Aditya Kumar Shrivastava, TCD ID: 19323354.
- This project implements a search engine using Apache Lucene.
- We index and search documents from the cranfiled dataset using Lucene.
- This search engine is evaluated using trec_eval.
- Linux VM Public IP Address: 20.105.177.112
- Connect using a client such as putty and use the .ppk file for authorization,
- Login as user: azureuser
- Once logged in, switch user to root using the command: ‘sudo su –‘
- Type in the command: ‘whoami’ and you should see the output as root.
- To run the indexer and searcher, switch to the directory containing the assignment code. The name of the directory would be “ahsrivas_CS7IS3_Assignment1”. You can type ls to see the directories and then use cd to switch to the above-mentioned directory.

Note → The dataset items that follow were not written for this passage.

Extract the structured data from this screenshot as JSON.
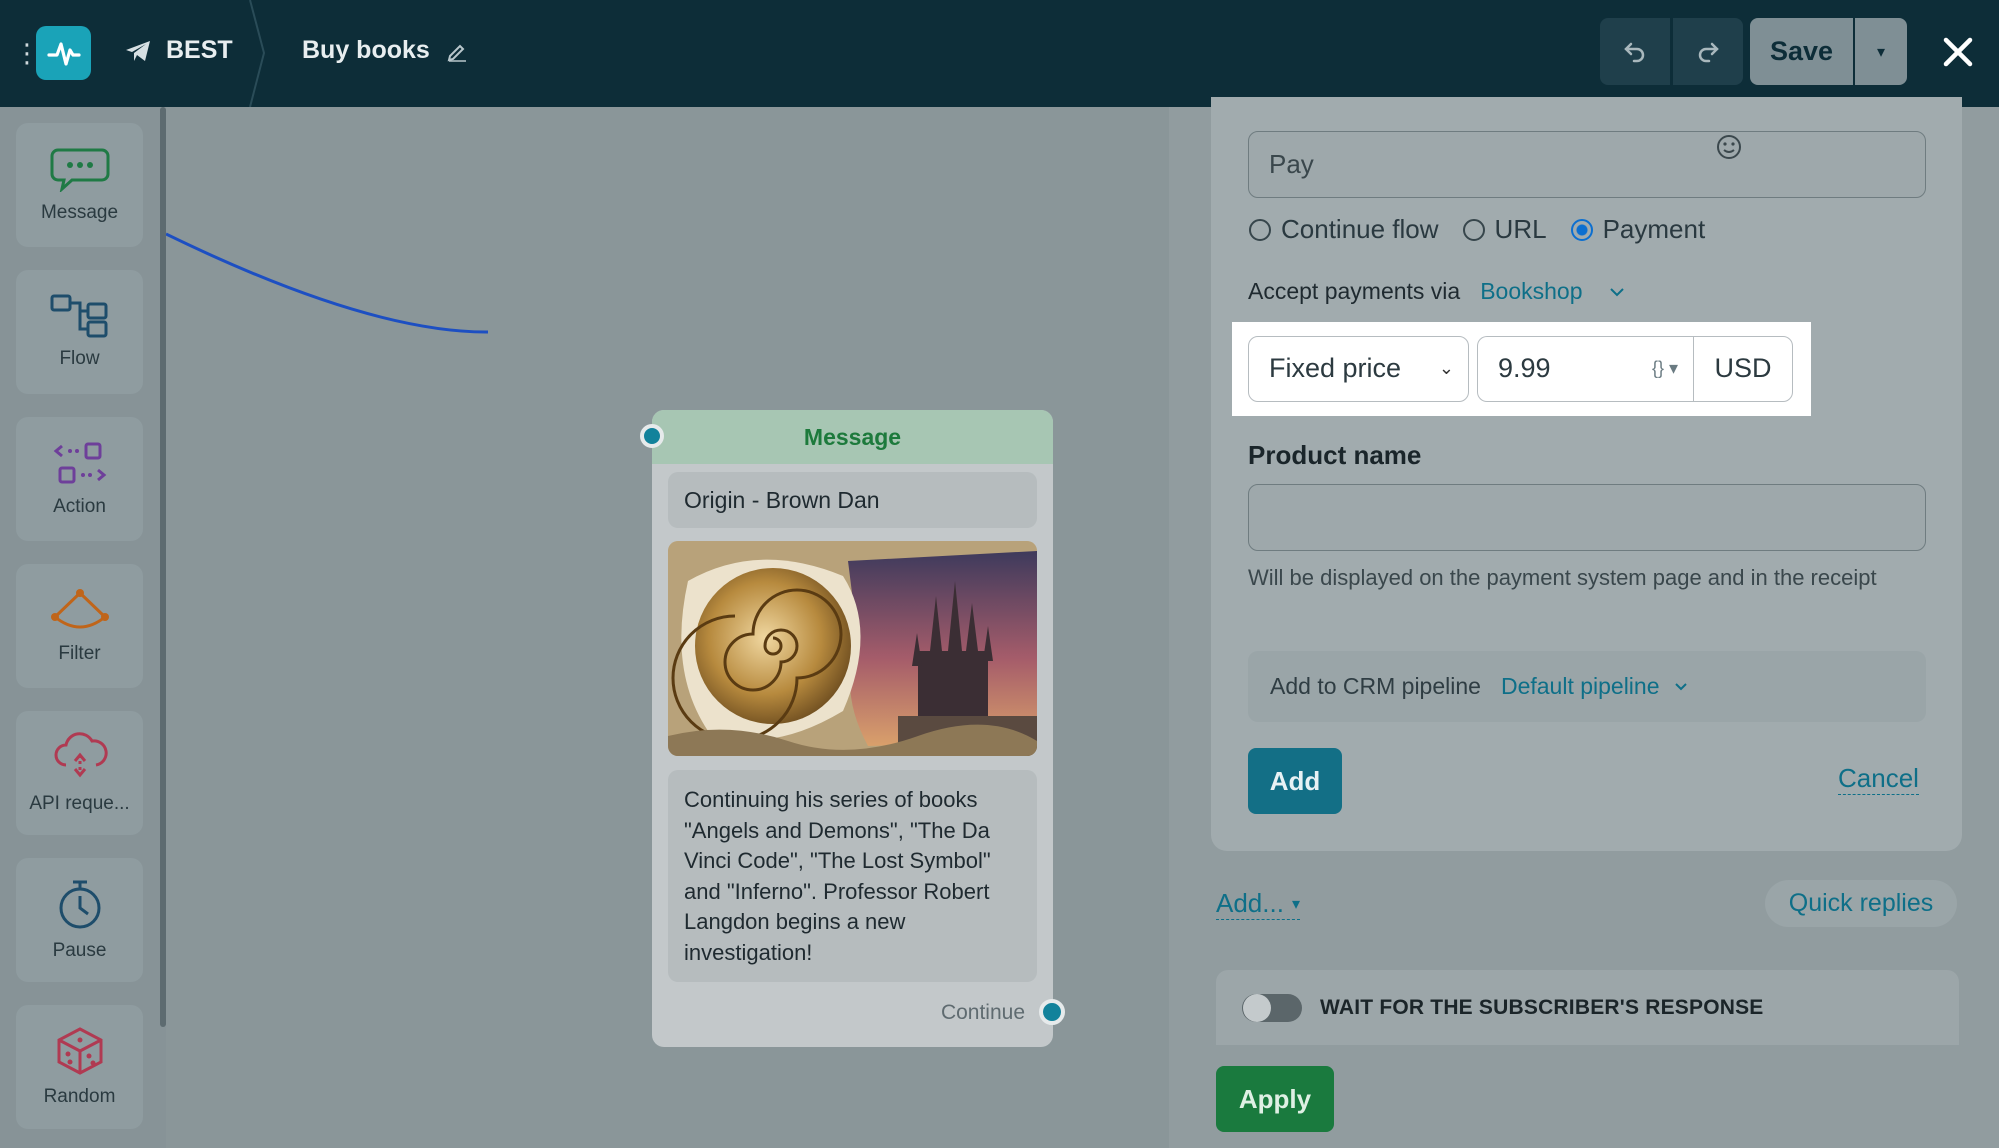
{
  "header": {
    "channel": "BEST",
    "flow_title": "Buy books",
    "save_label": "Save"
  },
  "palette": [
    {
      "label": "Message",
      "icon": "message-bubble-icon"
    },
    {
      "label": "Flow",
      "icon": "flow-icon"
    },
    {
      "label": "Action",
      "icon": "action-icon"
    },
    {
      "label": "Filter",
      "icon": "filter-icon"
    },
    {
      "label": "API reque...",
      "icon": "api-request-icon"
    },
    {
      "label": "Pause",
      "icon": "clock-icon"
    },
    {
      "label": "Random",
      "icon": "dice-icon"
    }
  ],
  "node": {
    "header": "Message",
    "title": "Origin - Brown Dan",
    "text": "Continuing his series of books \"Angels and Demons\", \"The Da Vinci Code\", \"The Lost Symbol\" and \"Inferno\". Professor Robert Langdon begins a new investigation!",
    "continue_label": "Continue"
  },
  "panel": {
    "button_text": "Pay",
    "radio_options": [
      {
        "label": "Continue flow",
        "selected": false
      },
      {
        "label": "URL",
        "selected": false
      },
      {
        "label": "Payment",
        "selected": true
      }
    ],
    "accept_label": "Accept payments via",
    "accept_provider": "Bookshop",
    "price_type": "Fixed price",
    "price_value": "9.99",
    "currency": "USD",
    "product_label": "Product name",
    "product_value": "",
    "product_help": "Will be displayed on the payment system page and in the receipt",
    "crm_label": "Add to CRM pipeline",
    "crm_value": "Default pipeline",
    "add_label": "Add",
    "cancel_label": "Cancel",
    "add_more_label": "Add...",
    "quick_replies_label": "Quick replies",
    "wait_label": "WAIT FOR THE SUBSCRIBER'S RESPONSE",
    "wait_enabled": false,
    "apply_label": "Apply"
  },
  "colors": {
    "header_bg": "#0d2d38",
    "accent": "#136f86",
    "link": "#0e6f88",
    "apply": "#1a7a3e",
    "message_head": "#1d7a3c"
  }
}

- Follow the instructions on the readme file
Step 1: Perform a maven clean
mvn clean
Step 2: Download and Install dependencies
mvn install
Step 3: RunIndexerSearcher the program to index and execute searches on the the cranfield dataset.
mvn exec:java -Dexec.mainClass="RunIndexerSearcher"
Following the generating of the “results_ashrivas.txt” file which contains the results of searching on the cranfield dataset, please proceed to evaluate the results using trec_eval. You may do so by running the following command
./trec_eval/trec_eval QRelsCorrectedforTRECeval results_ashrivas.txt
Please note:
-
When you run the java program 'RunIndexerSearcher.java', the Indexer and Searcher are run with the BM25 similarity score and English Aanlyzer.
- This is so because, when the evaluation was carried out using various similarity scoring and analyzers, BM25 and the English Analyzer had the best scores.
- To run the retrieval system for different analyzers or similairty socring, please feel free to change the variable name of the analyzer.
- For example: presently analyzer = englishAnalyzer. You can just change this line to analyzer = buildCustomAnalyzer;
- buildCustomAnalyzer has been created in the Index.java and Searcher.java files and you should be able to update the analyzer seamlessly.
-
If you are cloning the repository for the first time on the VM, ensure to run the 'make' command in the trec_ecal direcoty/
- If you are not cloning this repository for the first time then trec_eval has been prebuilt on the Virtual Machine and we do not need to run the ‘make’ command
-
QRelsCorrectedforTrecEval should be used when you are attempting the evaluate the search results generated by the program.
-
The results folder contains all the results for various combination of analyzers and similarity scoring techniques. Please feel free to run the results in these files with trec eval.
- If you want to run the result files in the results.txt files with trec_Eval, you can find all the commands in the file: 'trec_eval_evaluation_commands.txt'